In June 2024, President Trump said on the All In podcast, “Somebody graduates at the top of the class, they can’t even make a deal with the company because they don’t think they’re going to be able to stay in the country. That is going to end on day one.” Our proposed ranking scheme would bring the immigration system closer to the president’s goal of retaining more top international students who study at American schools. Eliminating OPT would do the opposite.
Under a lifetime earnings ranking, 74 percent of new H-1B awardees would be students transitioning from F-1 visa status, in contrast with 52 percent under the current random lottery. These results reflect that former F-1 holders are generally younger and earn higher wages for their age cohort, giving them better expected lifetime earnings.

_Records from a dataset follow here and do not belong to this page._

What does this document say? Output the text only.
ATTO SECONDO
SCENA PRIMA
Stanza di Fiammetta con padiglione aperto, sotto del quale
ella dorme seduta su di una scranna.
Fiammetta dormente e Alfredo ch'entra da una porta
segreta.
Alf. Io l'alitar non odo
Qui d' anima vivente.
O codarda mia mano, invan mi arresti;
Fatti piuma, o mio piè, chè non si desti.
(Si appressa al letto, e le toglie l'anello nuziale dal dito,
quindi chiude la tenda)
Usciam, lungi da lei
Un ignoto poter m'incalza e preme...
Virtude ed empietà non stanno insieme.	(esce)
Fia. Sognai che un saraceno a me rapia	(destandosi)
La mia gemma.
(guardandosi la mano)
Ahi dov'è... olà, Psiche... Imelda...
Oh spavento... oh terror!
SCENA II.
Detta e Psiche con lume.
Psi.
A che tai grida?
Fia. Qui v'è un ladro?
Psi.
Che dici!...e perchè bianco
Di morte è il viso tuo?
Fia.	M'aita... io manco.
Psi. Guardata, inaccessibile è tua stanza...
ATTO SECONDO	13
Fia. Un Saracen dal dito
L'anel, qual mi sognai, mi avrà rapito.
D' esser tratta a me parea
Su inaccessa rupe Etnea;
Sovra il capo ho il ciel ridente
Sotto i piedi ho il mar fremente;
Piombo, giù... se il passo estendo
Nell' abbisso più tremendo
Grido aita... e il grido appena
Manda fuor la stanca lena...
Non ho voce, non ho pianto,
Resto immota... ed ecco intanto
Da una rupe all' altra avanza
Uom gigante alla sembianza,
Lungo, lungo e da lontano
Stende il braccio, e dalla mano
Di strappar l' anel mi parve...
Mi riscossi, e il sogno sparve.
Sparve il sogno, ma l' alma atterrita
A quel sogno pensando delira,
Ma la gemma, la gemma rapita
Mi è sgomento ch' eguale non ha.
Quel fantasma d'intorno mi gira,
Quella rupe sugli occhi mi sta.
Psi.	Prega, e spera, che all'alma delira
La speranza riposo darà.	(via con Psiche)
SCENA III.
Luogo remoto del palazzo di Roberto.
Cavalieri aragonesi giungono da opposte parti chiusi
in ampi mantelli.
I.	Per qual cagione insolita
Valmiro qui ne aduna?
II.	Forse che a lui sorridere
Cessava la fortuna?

The new H-1B fee rule blocks outsourcers — but it has major problems
Because the Trump administration’s $100,000 fee for H-1B applications only impacts the H-1Bs coming from abroad, it is currently having a disproportionate impact on IT outsourcers’ reliance on the program, with many of the firms reportedly filing far fewer petitions. However, the fee rule is already facing two separate lawsuits since its enactment in mid-September.
But even if the fee rule survives legal scrutiny, it remains a crude tool that will also harm H-1Bs coming from abroad who are not employed by outsourcers and who command large salaries. Moreover, IT outsourcers can adapt by transferring their workers from abroad on L-1 visas, then having them apply for H-1Bs while inside the United States to bypass the fee altogether.
Because L-1 visas can only be used for employees of international companies, a scenario in which the fee survives and OPT is eliminated favors IT outsourcers at the expense of American firms — especially startups.
Despite the fee, large IT outsourcing firms will likely continue their widespread abuse of the H-1B program absent other reforms, like a lifetime earnings ranking. If OPT is eliminated or severely curtailed, their prevalence in the H-1B program will be even more pronounced.
Immigration policy should prioritize the skilled workers who most bolster the American economy. Our findings show that international students educated at universities in the United States are the most likely to be sponsored by firms that reward skill.
To ensure that the H-1B program better delivers broad economic gains, the Trump administration should focus on making student-to-worker visa pipelines more favorable to top talent. Cutting OPT could mean handing a larger share of H-1B visas to the very outsourcing firms that the president hopes to rein in.
Including these outliers would skew the numbers even more in favor of F-1 holders.